As reported yesterday, Sony is giving its new Qriocity cloud-based media platform a big push at this year's MIDEM. They launched in the U.K. last week and Germany this week and is expected to arrive in the U.S. in the first quarter. A basic level of service costs £3.99/€ 3.99 and allows for genre playlists that mimic the operations of a personalized Internet radio service. The premium level of service costs £9.99/€ 9.99 and allows subscribers to access all the features.

Billboard was given a demo of Music Unlimited and got to see first-hand its features and design. The slick design recalls the visually striking Zune interface and is a contrast to the more utilitarian interface of Spotify and Rhapsody.

It has all the features you'd expect. Premium subscribers can create playlists and search and play any artist. All subscribers can access genre channels that build playlists according to the user's history of preferences. Music Unlimited uses Gracenote technology to organize and select songs, and the like/don't like common to Internet radio can be used for customized streaming.

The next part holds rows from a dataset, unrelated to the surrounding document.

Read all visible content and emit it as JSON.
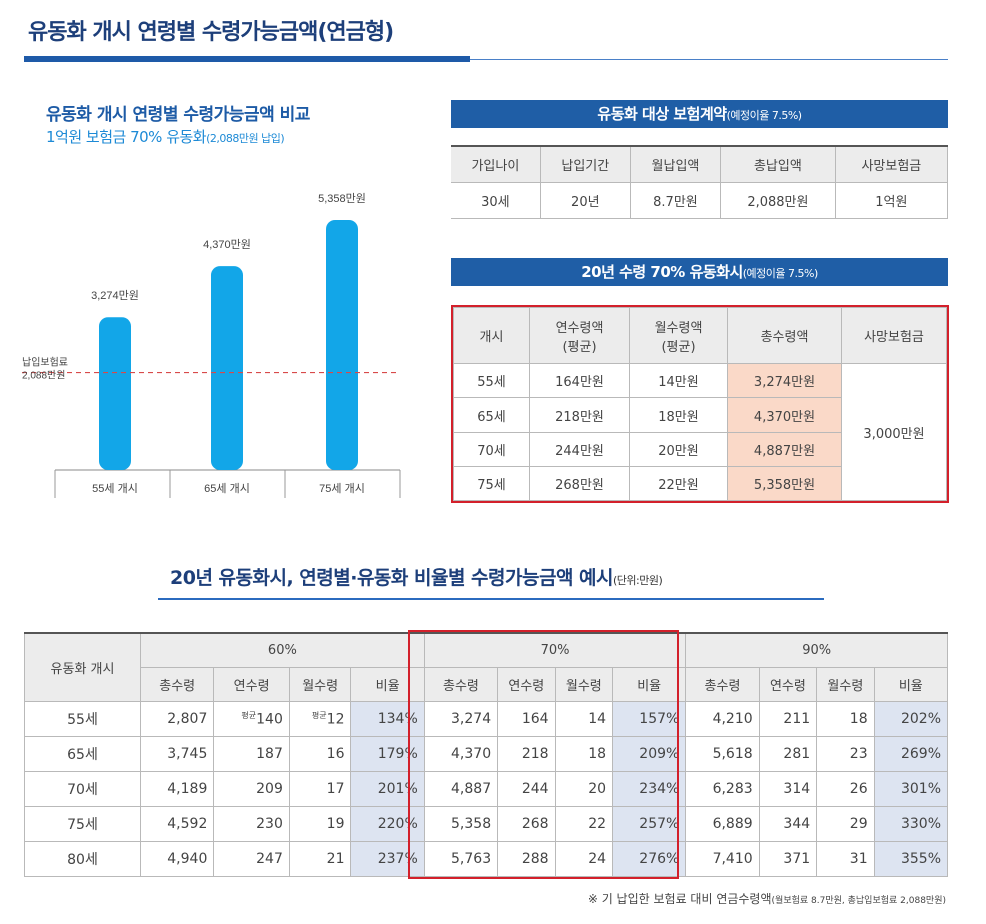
{
  "page": {
    "title": "유동화 개시 연령별 수령가능금액(연금형)"
  },
  "chart_section": {
    "title": "유동화 개시 연령별 수령가능금액 비교",
    "subtitle_main": "1억원 보험금 70% 유동화",
    "subtitle_note": "(2,088만원 납입)"
  },
  "chart_data": {
    "type": "bar",
    "categories": [
      "55세 개시",
      "65세 개시",
      "75세 개시"
    ],
    "values": [
      3274,
      4370,
      5358
    ],
    "value_labels": [
      "3,274만원",
      "4,370만원",
      "5,358만원"
    ],
    "unit": "만원",
    "ylim": [
      0,
      6000
    ],
    "reference_line": {
      "value": 2088,
      "label_line1": "납입보험료",
      "label_line2": "2,088만원"
    },
    "colors": {
      "bar": "#12a6e8",
      "reference": "#d84a4a"
    }
  },
  "contract": {
    "header_main": "유동화 대상 보험계약",
    "header_note": "(예정이율 7.5%)",
    "columns": [
      "가입나이",
      "납입기간",
      "월납입액",
      "총납입액",
      "사망보험금"
    ],
    "row": [
      "30세",
      "20년",
      "8.7만원",
      "2,088만원",
      "1억원"
    ]
  },
  "payout": {
    "header_main": "20년 수령 70% 유동화시",
    "header_note": "(예정이율 7.5%)",
    "columns": [
      "개시",
      "연수령액\n(평균)",
      "월수령액\n(평균)",
      "총수령액",
      "사망보험금"
    ],
    "rows": [
      [
        "55세",
        "164만원",
        "14만원",
        "3,274만원"
      ],
      [
        "65세",
        "218만원",
        "18만원",
        "4,370만원"
      ],
      [
        "70세",
        "244만원",
        "20만원",
        "4,887만원"
      ],
      [
        "75세",
        "268만원",
        "22만원",
        "5,358만원"
      ]
    ],
    "death_benefit": "3,000만원"
  },
  "matrix": {
    "title_main": "20년 유동화시, 연령별·유동화 비율별 수령가능금액 예시",
    "title_note": "(단위:만원)",
    "row_header": "유동화 개시",
    "groups": [
      "60%",
      "70%",
      "90%"
    ],
    "subcolumns": [
      "총수령",
      "연수령",
      "월수령",
      "비율"
    ],
    "avg_tag": "평균",
    "rows": [
      {
        "age": "55세",
        "cells": [
          "2,807",
          "140",
          "12",
          "134%",
          "3,274",
          "164",
          "14",
          "157%",
          "4,210",
          "211",
          "18",
          "202%"
        ]
      },
      {
        "age": "65세",
        "cells": [
          "3,745",
          "187",
          "16",
          "179%",
          "4,370",
          "218",
          "18",
          "209%",
          "5,618",
          "281",
          "23",
          "269%"
        ]
      },
      {
        "age": "70세",
        "cells": [
          "4,189",
          "209",
          "17",
          "201%",
          "4,887",
          "244",
          "20",
          "234%",
          "6,283",
          "314",
          "26",
          "301%"
        ]
      },
      {
        "age": "75세",
        "cells": [
          "4,592",
          "230",
          "19",
          "220%",
          "5,358",
          "268",
          "22",
          "257%",
          "6,889",
          "344",
          "29",
          "330%"
        ]
      },
      {
        "age": "80세",
        "cells": [
          "4,940",
          "247",
          "21",
          "237%",
          "5,763",
          "288",
          "24",
          "276%",
          "7,410",
          "371",
          "31",
          "355%"
        ]
      }
    ]
  },
  "footnote": {
    "main": "※ 기 납입한 보험료 대비 연금수령액",
    "note": "(월보험료 8.7만원, 총납입보험료 2,088만원)"
  }
}
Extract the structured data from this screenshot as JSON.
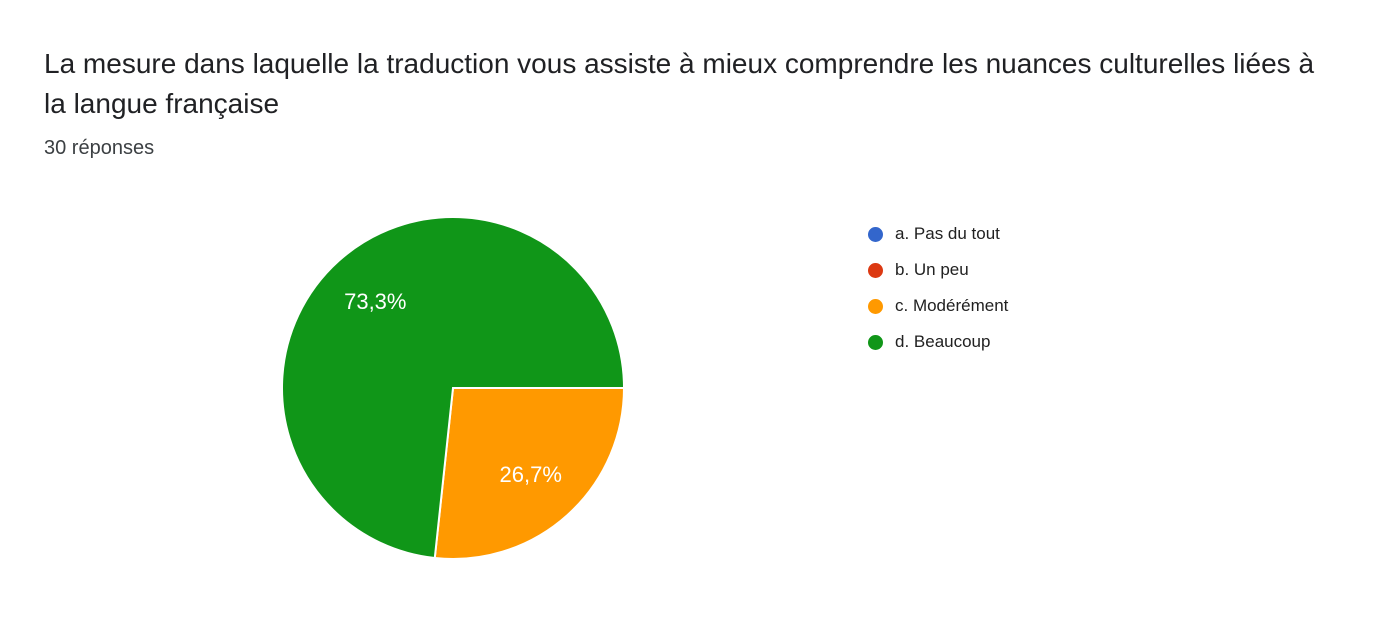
{
  "header": {
    "title": "La mesure dans laquelle la traduction vous assiste à mieux comprendre les nuances culturelles liées à la langue française",
    "responses_count": "30 réponses"
  },
  "chart_data": {
    "type": "pie",
    "title": "La mesure dans laquelle la traduction vous assiste à mieux comprendre les nuances culturelles liées à la langue française",
    "subtitle": "30 réponses",
    "legend_position": "right",
    "start_angle_deg": 0,
    "direction": "clockwise",
    "categories": [
      "a. Pas du tout",
      "b. Un peu",
      "c. Modérément",
      "d. Beaucoup"
    ],
    "values_percent": [
      0,
      0,
      26.7,
      73.3
    ],
    "display_labels": [
      "",
      "",
      "26,7%",
      "73,3%"
    ],
    "colors": [
      "#3366CC",
      "#DC3912",
      "#FF9900",
      "#109618"
    ],
    "slice_border_color": "#ffffff"
  }
}
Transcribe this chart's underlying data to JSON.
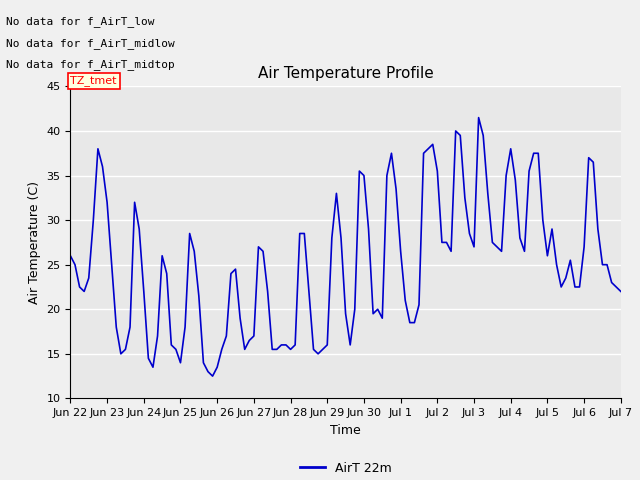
{
  "title": "Air Temperature Profile",
  "ylabel": "Air Temperature (C)",
  "xlabel": "Time",
  "legend_label": "AirT 22m",
  "no_data_texts": [
    "No data for f_AirT_low",
    "No data for f_AirT_midlow",
    "No data for f_AirT_midtop"
  ],
  "tz_label": "TZ_tmet",
  "ylim": [
    10,
    45
  ],
  "yticks": [
    10,
    15,
    20,
    25,
    30,
    35,
    40,
    45
  ],
  "line_color": "#0000cc",
  "bg_color": "#e8e8e8",
  "grid_color": "#ffffff",
  "fig_bg_color": "#f0f0f0",
  "x_tick_labels": [
    "Jun 22",
    "Jun 23",
    "Jun 24",
    "Jun 25",
    "Jun 26",
    "Jun 27",
    "Jun 28",
    "Jun 29",
    "Jun 30",
    "Jul 1",
    "Jul 2",
    "Jul 3",
    "Jul 4",
    "Jul 5",
    "Jul 6",
    "Jul 7"
  ],
  "y_values": [
    26.0,
    25.0,
    22.5,
    22.0,
    23.5,
    30.0,
    38.0,
    36.0,
    32.0,
    25.0,
    18.0,
    15.0,
    15.5,
    18.0,
    32.0,
    29.0,
    22.0,
    14.5,
    13.5,
    17.0,
    26.0,
    24.0,
    16.0,
    15.5,
    14.0,
    18.0,
    28.5,
    26.5,
    21.5,
    14.0,
    13.0,
    12.5,
    13.5,
    15.5,
    17.0,
    24.0,
    24.5,
    19.0,
    15.5,
    16.5,
    17.0,
    27.0,
    26.5,
    22.0,
    15.5,
    15.5,
    16.0,
    16.0,
    15.5,
    16.0,
    28.5,
    28.5,
    22.0,
    15.5,
    15.0,
    15.5,
    16.0,
    28.0,
    33.0,
    28.0,
    19.5,
    16.0,
    20.0,
    35.5,
    35.0,
    29.0,
    19.5,
    20.0,
    19.0,
    35.0,
    37.5,
    33.5,
    26.5,
    21.0,
    18.5,
    18.5,
    20.5,
    37.5,
    38.0,
    38.5,
    35.5,
    27.5,
    27.5,
    26.5,
    40.0,
    39.5,
    32.5,
    28.5,
    27.0,
    41.5,
    39.5,
    33.0,
    27.5,
    27.0,
    26.5,
    35.0,
    38.0,
    34.5,
    28.0,
    26.5,
    35.5,
    37.5,
    37.5,
    30.0,
    26.0,
    29.0,
    25.0,
    22.5,
    23.5,
    25.5,
    22.5,
    22.5,
    27.0,
    37.0,
    36.5,
    29.0,
    25.0,
    25.0,
    23.0,
    22.5,
    22.0
  ]
}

Qricity looks great on paper, like many newly-launched music tech products, but it's unclear if will attract customers. The effectiveness and likeability of the upcoming Android apps will be an important test. If done right, adding mobile capabilities to PCs and the living room could prove attractive to consumers. Sony's decision to launch with an emphasis on the home will be a good test of just how deep the market's thirst really is for integrating music into movie, TV and gaming platforms.